YOUNGSTOWN, Ohio – A painting by the renowned and influential artist Alex Katz has been gifted to The Butler Institute of American Art.
Titled “Amanda and Kyle,” it is now on display in the Waldman Gallery on the museum’s second floor.
The piece is a major acquisition, according to Louis A. Zona, executive director and curator of The Butler, and fills what was a glaring vacancy in the museum’s collection.
“He is a very important artist,” Zona said. “He represents contemporary American realism painting and may be the best-known living artist [of that genre] right now.”
The piece is quite large – 66 inches by 48 inches – and was selected by the artist from his own personal collection. Created in 2016, it is an excellent example of Katz’s style, according to Zona.
“He puts a lot of his personality in each piece,” Zona said, noting the artist’s work is not ultra-realism. “The figures are sometimes in colors that are not natural. They are very bold. And there is a flatness [to the bodies], not the roundness that you would expect in realism art. Katz gained his reputation by distorting that, and using flat shapes to tell the story.”

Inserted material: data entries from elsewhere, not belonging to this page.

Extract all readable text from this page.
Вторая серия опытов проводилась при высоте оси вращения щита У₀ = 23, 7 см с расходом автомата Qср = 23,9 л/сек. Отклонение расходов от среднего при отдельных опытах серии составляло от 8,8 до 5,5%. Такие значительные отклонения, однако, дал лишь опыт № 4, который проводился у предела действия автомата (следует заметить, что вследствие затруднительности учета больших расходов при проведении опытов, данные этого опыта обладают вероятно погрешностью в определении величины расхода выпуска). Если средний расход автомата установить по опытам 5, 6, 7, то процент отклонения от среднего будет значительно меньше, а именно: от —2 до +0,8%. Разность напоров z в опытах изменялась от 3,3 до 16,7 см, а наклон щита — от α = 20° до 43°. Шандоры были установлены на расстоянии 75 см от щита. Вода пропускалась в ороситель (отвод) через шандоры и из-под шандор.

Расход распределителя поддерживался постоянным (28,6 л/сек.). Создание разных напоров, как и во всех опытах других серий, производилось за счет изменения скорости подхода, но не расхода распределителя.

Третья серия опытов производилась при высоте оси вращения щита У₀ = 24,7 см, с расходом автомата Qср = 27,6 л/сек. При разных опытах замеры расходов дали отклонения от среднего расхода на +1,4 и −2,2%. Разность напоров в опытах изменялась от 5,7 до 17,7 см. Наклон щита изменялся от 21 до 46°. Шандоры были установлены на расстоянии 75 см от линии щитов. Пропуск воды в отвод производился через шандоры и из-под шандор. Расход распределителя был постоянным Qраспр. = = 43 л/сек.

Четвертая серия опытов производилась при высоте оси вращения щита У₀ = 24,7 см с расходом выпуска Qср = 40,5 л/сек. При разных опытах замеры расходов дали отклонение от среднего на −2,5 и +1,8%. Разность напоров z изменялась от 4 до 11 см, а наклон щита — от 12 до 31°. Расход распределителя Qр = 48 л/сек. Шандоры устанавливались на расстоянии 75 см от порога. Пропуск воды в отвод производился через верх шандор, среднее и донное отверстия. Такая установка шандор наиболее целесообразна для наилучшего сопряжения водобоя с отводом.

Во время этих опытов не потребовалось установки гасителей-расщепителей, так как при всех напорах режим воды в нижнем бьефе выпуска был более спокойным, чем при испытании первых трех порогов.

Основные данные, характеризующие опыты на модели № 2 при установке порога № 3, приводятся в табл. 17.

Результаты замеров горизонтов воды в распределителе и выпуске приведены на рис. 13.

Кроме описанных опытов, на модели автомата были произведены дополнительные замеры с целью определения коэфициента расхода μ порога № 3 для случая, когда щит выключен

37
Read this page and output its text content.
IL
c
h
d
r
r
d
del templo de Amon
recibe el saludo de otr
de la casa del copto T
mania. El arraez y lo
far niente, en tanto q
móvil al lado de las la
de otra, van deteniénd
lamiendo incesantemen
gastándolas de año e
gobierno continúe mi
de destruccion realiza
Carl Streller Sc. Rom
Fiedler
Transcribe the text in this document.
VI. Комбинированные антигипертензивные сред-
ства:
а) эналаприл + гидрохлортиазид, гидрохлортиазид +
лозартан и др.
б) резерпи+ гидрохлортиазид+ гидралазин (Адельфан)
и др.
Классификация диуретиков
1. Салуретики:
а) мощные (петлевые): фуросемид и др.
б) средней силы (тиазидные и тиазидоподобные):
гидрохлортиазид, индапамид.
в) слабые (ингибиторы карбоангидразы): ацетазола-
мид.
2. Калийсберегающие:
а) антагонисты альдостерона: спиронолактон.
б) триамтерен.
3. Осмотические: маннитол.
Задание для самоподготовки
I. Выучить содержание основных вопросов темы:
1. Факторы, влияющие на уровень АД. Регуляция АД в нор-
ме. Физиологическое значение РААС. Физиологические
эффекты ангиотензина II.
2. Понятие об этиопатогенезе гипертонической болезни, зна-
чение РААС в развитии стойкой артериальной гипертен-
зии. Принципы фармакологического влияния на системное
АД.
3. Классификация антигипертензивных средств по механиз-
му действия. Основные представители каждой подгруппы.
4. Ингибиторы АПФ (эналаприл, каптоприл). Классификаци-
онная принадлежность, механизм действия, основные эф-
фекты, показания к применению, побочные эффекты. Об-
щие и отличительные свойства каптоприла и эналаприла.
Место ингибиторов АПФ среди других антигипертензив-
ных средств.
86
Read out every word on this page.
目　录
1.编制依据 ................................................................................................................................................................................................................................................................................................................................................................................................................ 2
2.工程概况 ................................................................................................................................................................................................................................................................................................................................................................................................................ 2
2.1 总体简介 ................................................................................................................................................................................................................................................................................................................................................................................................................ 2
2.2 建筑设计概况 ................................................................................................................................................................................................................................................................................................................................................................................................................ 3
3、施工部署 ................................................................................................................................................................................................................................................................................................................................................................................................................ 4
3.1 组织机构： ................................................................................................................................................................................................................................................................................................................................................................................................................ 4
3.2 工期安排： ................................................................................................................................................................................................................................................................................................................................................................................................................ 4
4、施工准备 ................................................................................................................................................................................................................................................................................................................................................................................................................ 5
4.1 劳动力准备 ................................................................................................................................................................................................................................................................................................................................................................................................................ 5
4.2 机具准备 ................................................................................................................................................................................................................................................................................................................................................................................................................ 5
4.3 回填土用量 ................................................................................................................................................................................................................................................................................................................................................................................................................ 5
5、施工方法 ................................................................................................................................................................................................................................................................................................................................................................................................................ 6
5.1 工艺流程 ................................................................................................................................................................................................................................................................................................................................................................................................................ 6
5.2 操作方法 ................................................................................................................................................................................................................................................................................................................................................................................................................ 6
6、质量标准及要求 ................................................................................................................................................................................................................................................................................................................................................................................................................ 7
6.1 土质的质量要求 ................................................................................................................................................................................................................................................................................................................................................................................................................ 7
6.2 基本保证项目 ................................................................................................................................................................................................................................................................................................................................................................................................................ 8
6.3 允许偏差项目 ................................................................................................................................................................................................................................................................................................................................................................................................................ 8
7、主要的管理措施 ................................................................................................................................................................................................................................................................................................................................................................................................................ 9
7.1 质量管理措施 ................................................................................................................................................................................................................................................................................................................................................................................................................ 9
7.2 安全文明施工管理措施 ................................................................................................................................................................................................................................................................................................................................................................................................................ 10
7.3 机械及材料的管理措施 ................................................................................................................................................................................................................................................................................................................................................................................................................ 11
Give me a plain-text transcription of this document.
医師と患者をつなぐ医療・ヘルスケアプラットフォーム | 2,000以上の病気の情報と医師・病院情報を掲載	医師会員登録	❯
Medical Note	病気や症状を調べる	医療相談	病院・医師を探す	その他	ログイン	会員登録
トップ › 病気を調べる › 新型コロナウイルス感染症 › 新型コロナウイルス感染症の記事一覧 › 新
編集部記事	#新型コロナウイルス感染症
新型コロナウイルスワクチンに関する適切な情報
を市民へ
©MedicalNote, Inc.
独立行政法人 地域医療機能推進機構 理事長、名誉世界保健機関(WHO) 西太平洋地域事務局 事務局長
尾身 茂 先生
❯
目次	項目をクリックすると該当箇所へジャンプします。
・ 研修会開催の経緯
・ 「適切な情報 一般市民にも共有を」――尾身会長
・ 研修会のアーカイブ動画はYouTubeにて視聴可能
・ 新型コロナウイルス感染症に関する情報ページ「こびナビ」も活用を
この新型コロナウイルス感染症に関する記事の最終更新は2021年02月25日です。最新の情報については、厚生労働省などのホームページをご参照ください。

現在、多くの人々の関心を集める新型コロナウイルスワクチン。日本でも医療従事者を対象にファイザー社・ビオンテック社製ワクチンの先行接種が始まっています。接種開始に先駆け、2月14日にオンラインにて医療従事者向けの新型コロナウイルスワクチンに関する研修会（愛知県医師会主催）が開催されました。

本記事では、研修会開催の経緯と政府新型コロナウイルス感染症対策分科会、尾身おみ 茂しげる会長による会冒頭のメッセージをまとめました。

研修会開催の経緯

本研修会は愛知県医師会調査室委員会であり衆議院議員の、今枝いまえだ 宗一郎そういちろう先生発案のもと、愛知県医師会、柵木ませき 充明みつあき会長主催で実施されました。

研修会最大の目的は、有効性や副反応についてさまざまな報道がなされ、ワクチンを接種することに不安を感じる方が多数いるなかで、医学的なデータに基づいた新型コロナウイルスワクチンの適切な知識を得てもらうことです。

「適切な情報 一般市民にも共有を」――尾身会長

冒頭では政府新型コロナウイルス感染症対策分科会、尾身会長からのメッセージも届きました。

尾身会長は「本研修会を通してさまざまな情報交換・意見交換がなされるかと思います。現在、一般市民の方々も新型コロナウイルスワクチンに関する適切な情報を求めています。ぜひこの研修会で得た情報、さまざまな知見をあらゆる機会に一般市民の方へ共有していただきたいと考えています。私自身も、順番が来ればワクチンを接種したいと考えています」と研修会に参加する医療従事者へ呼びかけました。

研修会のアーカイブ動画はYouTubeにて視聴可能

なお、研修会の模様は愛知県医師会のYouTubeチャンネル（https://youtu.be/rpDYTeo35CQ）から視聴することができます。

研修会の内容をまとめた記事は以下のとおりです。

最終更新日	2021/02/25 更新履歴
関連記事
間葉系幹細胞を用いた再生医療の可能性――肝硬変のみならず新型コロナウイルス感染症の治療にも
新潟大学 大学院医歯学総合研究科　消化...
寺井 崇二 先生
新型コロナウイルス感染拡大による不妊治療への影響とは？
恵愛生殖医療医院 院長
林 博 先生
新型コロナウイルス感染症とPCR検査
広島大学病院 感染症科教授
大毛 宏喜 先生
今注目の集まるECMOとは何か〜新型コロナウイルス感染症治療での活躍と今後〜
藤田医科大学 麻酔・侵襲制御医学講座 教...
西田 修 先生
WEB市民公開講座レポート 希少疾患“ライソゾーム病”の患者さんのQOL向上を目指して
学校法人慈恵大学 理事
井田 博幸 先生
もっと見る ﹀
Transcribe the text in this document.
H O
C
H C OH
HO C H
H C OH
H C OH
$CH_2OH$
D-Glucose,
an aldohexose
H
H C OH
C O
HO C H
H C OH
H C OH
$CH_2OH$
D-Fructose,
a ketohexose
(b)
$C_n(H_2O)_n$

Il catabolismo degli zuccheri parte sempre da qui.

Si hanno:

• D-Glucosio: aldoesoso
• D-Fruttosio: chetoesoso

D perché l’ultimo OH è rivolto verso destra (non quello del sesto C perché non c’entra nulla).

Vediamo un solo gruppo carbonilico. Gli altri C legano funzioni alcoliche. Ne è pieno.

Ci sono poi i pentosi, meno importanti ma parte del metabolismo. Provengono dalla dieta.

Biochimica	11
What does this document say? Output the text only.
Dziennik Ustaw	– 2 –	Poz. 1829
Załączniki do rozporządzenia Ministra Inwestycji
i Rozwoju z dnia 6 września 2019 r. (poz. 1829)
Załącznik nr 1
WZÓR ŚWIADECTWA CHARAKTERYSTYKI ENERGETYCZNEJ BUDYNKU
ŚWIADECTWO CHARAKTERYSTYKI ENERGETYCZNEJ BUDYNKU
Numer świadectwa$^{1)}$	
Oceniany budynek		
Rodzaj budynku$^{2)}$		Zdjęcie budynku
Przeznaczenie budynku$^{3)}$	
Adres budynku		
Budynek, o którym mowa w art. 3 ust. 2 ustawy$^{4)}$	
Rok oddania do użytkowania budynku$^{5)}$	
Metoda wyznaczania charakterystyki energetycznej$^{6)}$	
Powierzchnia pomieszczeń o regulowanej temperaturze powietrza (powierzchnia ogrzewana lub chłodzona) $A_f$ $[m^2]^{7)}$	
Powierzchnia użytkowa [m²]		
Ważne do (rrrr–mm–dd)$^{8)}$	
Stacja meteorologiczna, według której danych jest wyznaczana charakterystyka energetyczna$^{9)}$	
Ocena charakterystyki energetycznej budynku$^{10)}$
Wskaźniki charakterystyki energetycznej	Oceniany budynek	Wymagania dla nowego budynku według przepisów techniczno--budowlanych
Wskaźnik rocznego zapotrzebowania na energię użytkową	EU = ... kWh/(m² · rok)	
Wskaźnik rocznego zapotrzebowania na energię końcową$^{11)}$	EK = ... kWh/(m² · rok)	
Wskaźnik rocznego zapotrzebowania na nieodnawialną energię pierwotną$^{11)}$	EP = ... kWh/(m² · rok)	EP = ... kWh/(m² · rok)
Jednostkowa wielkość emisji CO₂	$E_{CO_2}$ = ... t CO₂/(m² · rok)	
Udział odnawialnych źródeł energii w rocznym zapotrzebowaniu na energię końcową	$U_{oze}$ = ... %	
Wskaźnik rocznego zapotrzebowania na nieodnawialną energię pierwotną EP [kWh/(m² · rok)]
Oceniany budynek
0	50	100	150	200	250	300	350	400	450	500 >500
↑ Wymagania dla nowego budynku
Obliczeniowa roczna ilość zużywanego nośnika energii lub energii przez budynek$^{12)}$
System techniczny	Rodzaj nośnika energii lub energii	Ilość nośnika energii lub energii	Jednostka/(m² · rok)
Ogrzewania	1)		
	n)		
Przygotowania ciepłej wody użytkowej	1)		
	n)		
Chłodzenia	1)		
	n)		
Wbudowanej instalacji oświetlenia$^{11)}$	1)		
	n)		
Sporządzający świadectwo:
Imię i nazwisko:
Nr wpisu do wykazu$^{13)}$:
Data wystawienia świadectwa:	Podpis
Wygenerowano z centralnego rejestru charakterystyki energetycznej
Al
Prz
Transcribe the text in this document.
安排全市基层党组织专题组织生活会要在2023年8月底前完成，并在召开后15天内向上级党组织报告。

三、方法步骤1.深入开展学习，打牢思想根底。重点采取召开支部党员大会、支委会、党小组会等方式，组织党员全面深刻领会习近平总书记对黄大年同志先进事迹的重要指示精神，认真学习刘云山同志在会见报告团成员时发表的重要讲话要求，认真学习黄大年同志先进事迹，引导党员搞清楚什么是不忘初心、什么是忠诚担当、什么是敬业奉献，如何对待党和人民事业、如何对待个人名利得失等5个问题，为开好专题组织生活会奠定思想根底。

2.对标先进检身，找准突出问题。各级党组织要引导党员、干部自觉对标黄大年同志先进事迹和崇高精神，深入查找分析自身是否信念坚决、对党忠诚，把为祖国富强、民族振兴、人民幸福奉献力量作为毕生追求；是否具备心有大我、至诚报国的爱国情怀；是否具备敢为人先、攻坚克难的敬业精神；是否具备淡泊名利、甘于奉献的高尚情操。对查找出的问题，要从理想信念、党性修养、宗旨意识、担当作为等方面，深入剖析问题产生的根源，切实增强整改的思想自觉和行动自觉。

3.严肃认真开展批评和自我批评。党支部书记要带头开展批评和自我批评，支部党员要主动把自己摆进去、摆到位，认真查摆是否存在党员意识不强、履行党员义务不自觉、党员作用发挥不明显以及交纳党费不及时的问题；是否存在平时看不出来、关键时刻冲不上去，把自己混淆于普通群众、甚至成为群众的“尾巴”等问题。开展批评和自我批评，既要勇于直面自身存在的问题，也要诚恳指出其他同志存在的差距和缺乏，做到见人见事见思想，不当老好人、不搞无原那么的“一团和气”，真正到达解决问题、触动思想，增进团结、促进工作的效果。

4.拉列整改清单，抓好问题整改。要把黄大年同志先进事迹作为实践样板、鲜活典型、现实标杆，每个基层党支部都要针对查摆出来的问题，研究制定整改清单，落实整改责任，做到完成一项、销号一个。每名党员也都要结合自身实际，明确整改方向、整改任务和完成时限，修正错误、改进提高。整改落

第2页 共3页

Acquiring a Katz painting has long been on Zona’s to-do list.
“We were gunning for him. For how important of an artist he is, Katz should be represented here at The Butler,” Zona said. “I thought that we would never get one of his works, and was surprised when his most thoughtful gift arrived.”
The decision by the 97-year-old Katz, of New York, to donate a painting to The Butler started with an exhibition of his works at the museum last fall titled “Collaborations with Poets.”
His son, Vincent, who is a poet, attended the exhibition. Vincent and other respected poets that the artist admires created poems based on the paintings in the exhibition and read them during a gathering.
Upon hearing about the success of the event, Katz decided to donate the “Amanda and Kyle” painting – valued at approximately $800,000 – to the museum, according to Susan Carfano, assistant to the executive director of The Butler.
“It was an interesting exhibition, and [it came to] a wonderful conclusion,” Zona said.
Valerie Carberry of Chicago’s Richard Gray Gallery represents Katz. She praised Zona and The Butler team in a note to the museum regarding the donated painting.
“Please extend my thanks and congratulations to Dr. Zona and your entire team, who deserve to be recognized for the role they played in bringing this wonderful gift to the museum,” Carberry wrote. “Alex Katz was moved by the professionalism and care shown for the presentation and installation of the ‘Collaborations with Poets’ exhibition.”
About the Artist
Katz is one of the most recognized and widely exhibited artists of his generation.
In 1928, at the outset of the Depression, his Russian émigré parents moved the family to the St. Albans neighborhood in Queens, New York City.
In 1946, Katz entered the Cooper Union Art School in Manhattan, and then studied at Skowhegan School for Painting and Sculpture in Maine.

At Cooper Union, Katz was exposed primarily to modern art and was taught to paint from drawings. At Skowhegan, he was encouraged to paint from life, which would prove pivotal in his development as a painter and remains a staple of his practices today.
The artist has said that Skowhegan’s plein air painting gave him “a reason to devote my life to painting.”
His earliest work took inspiration from aspects of American culture and society, including television, film and advertising, and over the past five and a half decades he has established himself as a preeminent painter of modern life.
His distinctive portraits and landscapes bear a flattened surface and consistent economy of line. Using characteristically wide brushstrokes, large swathes of color and refined compositions, Katz created what art historian Robert Storr called “a new and distinctive type of realism in American art which combines aspects of both abstraction and representation.”
Katz came of age between the Abstract Expressionism and Pop Art periods and began exhibiting his work in 1954. A new style of American poetry was emerging at this time, and the painter was drawn to it because of their shared interest in expressing contemporary living. He developed a deep interest in poetry, an art form whose methodologies and tactics he considered “more stimulating than painting.”
Since the 1950s, Alex Katz’s work has been the subject of more than 200 solo exhibitions and nearly 500 group exhibitions around the world. His work can be found in nearly 100 public collections worldwide, including the Art Institute of Chicago; the Hirshhorn Museum and Sculpture Garden at the Smithsonian Institution, Washington; the Metropolitan Museum of Art, New York; Centre Georges Pompidou, Paris; Museo Nacional Centro de Arte Reina Sofía, Madrid; the Museum of Fine Arts, Boston; the Museum of Modern Art, New York; the National Gallery of Art, Washington; the National Museum of American Art, Smithsonian Institute, Washington; the Philadelphia Museum of Art; The Tate Gallery, London; and the Whitney Museum of American Art, New York, among many others.
Pictured at top: “Amanda and Kyle” (2016, oil on linen, 66 inches by 48 inches) by Alex Katz was recently acquired by The Butler Institute of American Art.